Default blocking groups
| group_id | Attributes (all must match - AND) | Purpose |
|---|---|---|
| 1 | FIRST_NAME, LAST_NAME, BIRTH_DATE | Catches most same-person records with consistent demographics |
| 2 | SOCIAL_SECURITY_NUMBER | Catches records where names differ but SSN agrees |
| 3 | FIRST_NAME, LAST_NAME | Catches records where DOB is missing or entered differently |
| 4 | LAST_NAME, BIRTH_DATE | Catches records where first name varies (nicknames, initials) |
Seed structure
group_id,attribute,enabled
1,FIRST_NAME,true
1,LAST_NAME,true
1,BIRTH_DATE,true
2,SOCIAL_SECURITY_NUMBER,true
3,FIRST_NAME,true
3,LAST_NAME,true
4,LAST_NAME,true
4,BIRTH_DATE,true
Each row is one attribute within a blocking group. The composite hash for a group is built from all attributes in that group where enabled = true.

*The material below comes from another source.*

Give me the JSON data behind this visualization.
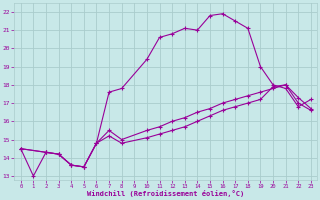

Adding or removing blocking groups
To add a new group (e.g., phone number as a standalone blocking key):
5,PHONE,true
To disable a group without deleting it, set enabled to false:
3,FIRST_NAME,false
3,LAST_NAME,false
Note: Blocking rules are snapshotted - changes are tracked in empi_blocking_rules_snapshot.
Tuning guidance
- Too many missed matches (false negatives)? Add more blocking groups so pairs with fewer shared attributes can still become candidates. More groups = more candidate pairs = more compute.

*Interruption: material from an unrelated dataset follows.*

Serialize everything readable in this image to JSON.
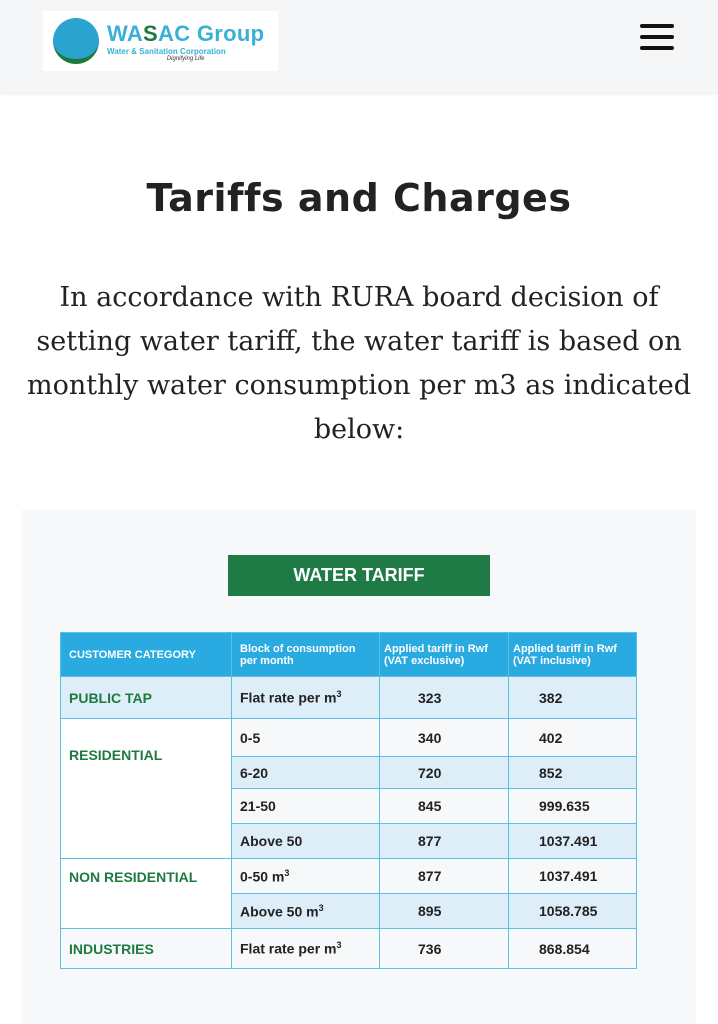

- Pipeline too slow? Remove groups or tighten existing ones (add more AND conditions). Fewer pairs to score = faster pipeline, but some matches may be missed.

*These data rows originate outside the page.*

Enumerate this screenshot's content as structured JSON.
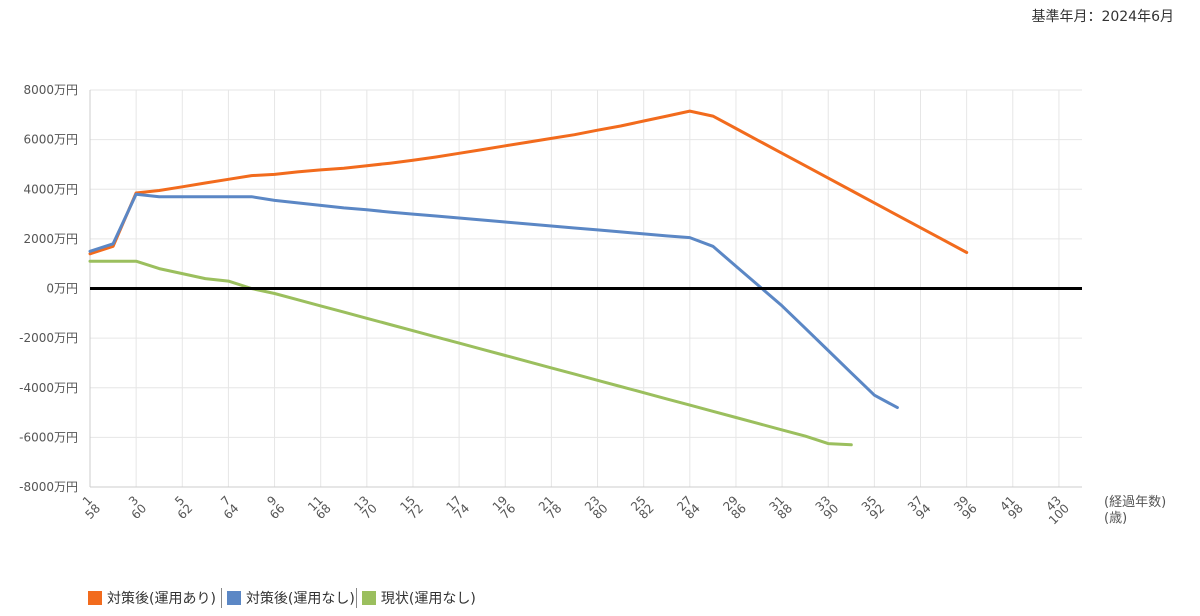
{
  "header": {
    "base_date": "基準年月：2024年6月"
  },
  "legend": [
    {
      "label": "対策後(運用あり)",
      "color": "#f26b1d"
    },
    {
      "label": "対策後(運用なし)",
      "color": "#5b87c5"
    },
    {
      "label": "現状(運用なし)",
      "color": "#9bbf5e"
    }
  ],
  "chart_data": {
    "type": "line",
    "y_tick_labels": [
      "8000万円",
      "6000万円",
      "4000万円",
      "2000万円",
      "0万円",
      "-2000万円",
      "-4000万円",
      "-6000万円",
      "-8000万円"
    ],
    "y_ticks": [
      8000,
      6000,
      4000,
      2000,
      0,
      -2000,
      -4000,
      -6000,
      -8000
    ],
    "ylim": [
      -8000,
      8000
    ],
    "x_elapsed_labels": [
      "1",
      "3",
      "5",
      "7",
      "9",
      "11",
      "13",
      "15",
      "17",
      "19",
      "21",
      "23",
      "25",
      "27",
      "29",
      "31",
      "33",
      "35",
      "37",
      "39",
      "41",
      "43"
    ],
    "x_age_labels": [
      "58",
      "60",
      "62",
      "64",
      "66",
      "68",
      "70",
      "72",
      "74",
      "76",
      "78",
      "80",
      "82",
      "84",
      "86",
      "88",
      "90",
      "92",
      "94",
      "96",
      "98",
      "100"
    ],
    "xlabel_elapsed": "(経過年数)",
    "xlabel_age": "(歳)",
    "x": [
      1,
      2,
      3,
      4,
      5,
      6,
      7,
      8,
      9,
      10,
      11,
      12,
      13,
      14,
      15,
      16,
      17,
      18,
      19,
      20,
      21,
      22,
      23,
      24,
      25,
      26,
      27,
      28,
      29,
      30,
      31,
      32,
      33,
      34,
      35,
      36,
      37,
      38,
      39,
      40,
      41,
      42,
      43,
      44
    ],
    "series": [
      {
        "name": "対策後(運用あり)",
        "color": "#f26b1d",
        "values": [
          1400,
          1700,
          3850,
          3950,
          4100,
          4250,
          4400,
          4550,
          4600,
          4700,
          4780,
          4850,
          4950,
          5050,
          5170,
          5300,
          5450,
          5600,
          5750,
          5900,
          6050,
          6200,
          6380,
          6550,
          6750,
          6950,
          7150,
          6950,
          6450,
          5950,
          5450,
          4950,
          4450,
          3950,
          3450,
          2950,
          2450,
          1950,
          1450,
          null,
          null,
          null,
          null,
          null
        ]
      },
      {
        "name": "対策後(運用なし)",
        "color": "#5b87c5",
        "values": [
          1500,
          1800,
          3800,
          3700,
          3700,
          3700,
          3700,
          3700,
          3550,
          3450,
          3350,
          3250,
          3170,
          3080,
          3000,
          2920,
          2840,
          2760,
          2680,
          2600,
          2520,
          2440,
          2360,
          2280,
          2200,
          2120,
          2050,
          1700,
          900,
          100,
          -700,
          -1600,
          -2500,
          -3400,
          -4300,
          -4800,
          null,
          null,
          null,
          null,
          null,
          null,
          null,
          null
        ]
      },
      {
        "name": "現状(運用なし)",
        "color": "#9bbf5e",
        "values": [
          1100,
          1100,
          1100,
          800,
          600,
          400,
          300,
          0,
          -200,
          -450,
          -700,
          -950,
          -1200,
          -1450,
          -1700,
          -1950,
          -2200,
          -2450,
          -2700,
          -2950,
          -3200,
          -3450,
          -3700,
          -3950,
          -4200,
          -4450,
          -4700,
          -4950,
          -5200,
          -5450,
          -5700,
          -5950,
          -6250,
          -6300,
          null,
          null,
          null,
          null,
          null,
          null,
          null,
          null,
          null,
          null
        ]
      }
    ],
    "zero_line": true,
    "grid": true,
    "legend_position": "bottom-left"
  }
}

- Custom attributes can participate in any blocking group - see Custom Attributes below.
Attribute scores
Attribute scores control how each demographic attribute contributes to the similarity score.
Configured in: seeds/empi_attribute_scores.csv
After editing this file, re-run:
dbt seed --select empi_attribute_scores && dbt run
Attributes and their scoring behavior
The scoring engine ships with pre-tuned weights and scoring behavior for 14 demographic attributes. The full configuration lives in seeds/empi_attribute_scores.csv, which is included in your repo.
The attributes, in rough order of discriminating power, are:
| Attribute | Matching method |
|---|---|
| Social Security Number | Exact match; strong mismatch penalty |
| Birth Date | Fuzzy (edit-distance) |
| Last Name | Fuzzy (Levenshtein similarity) |
| Exact match | |
| Death Date | Fuzzy |
| Phone | Exact (digits normalized) |
| Address | Fuzzy |
| First Name | Fuzzy |
| ZIP Code | Geographic proximity (within 50 miles = partial credit) |
| State | Exact |
| Sex | Exact |
| City | Fuzzy |
| County | Exact |
| Race | Exact |
Seed structure
attribute,weight,use_fuzzy_match,fuzzy_threshold,exact_match_score,mismatch_penalty
SOCIAL_SECURITY_NUMBER,...
BIRTH_DATE,...
LAST_NAME,...
...
Understanding each column
weight - The maximum positive contribution this attribute can make to the total score denominator. Higher weight = this attribute matters more.
use_fuzzy_match - If true, a fuzzy (edit-distance / Levenshtein) similarity score is computed. Pairs with similarity above fuzzy_threshold receive partial credit proportional to similarity. If false, only exact matches score.
fuzzy_threshold - Minimum similarity ratio (0-1) to receive any fuzzy match credit. Pairs below this threshold are treated as mismatches.
exact_match_score - Points awarded for an exact match. Typically equal to weight.
mismatch_penalty - Points subtracted when two non-missing, non-matching values exist. A penalty of 0 means a mismatch is simply neutral (no points gained, no points lost). A negative penalty means mismatches actively reduce the score.
ZIP code special behavior: ZIP codes are scored using geographic proximity rather than exact or fuzzy match. Two ZIP codes within 50 miles receive partial credit; beyond 50 miles they are treated as a mismatch. The mismatch_penalty column still applies for ZIPs that are far apart.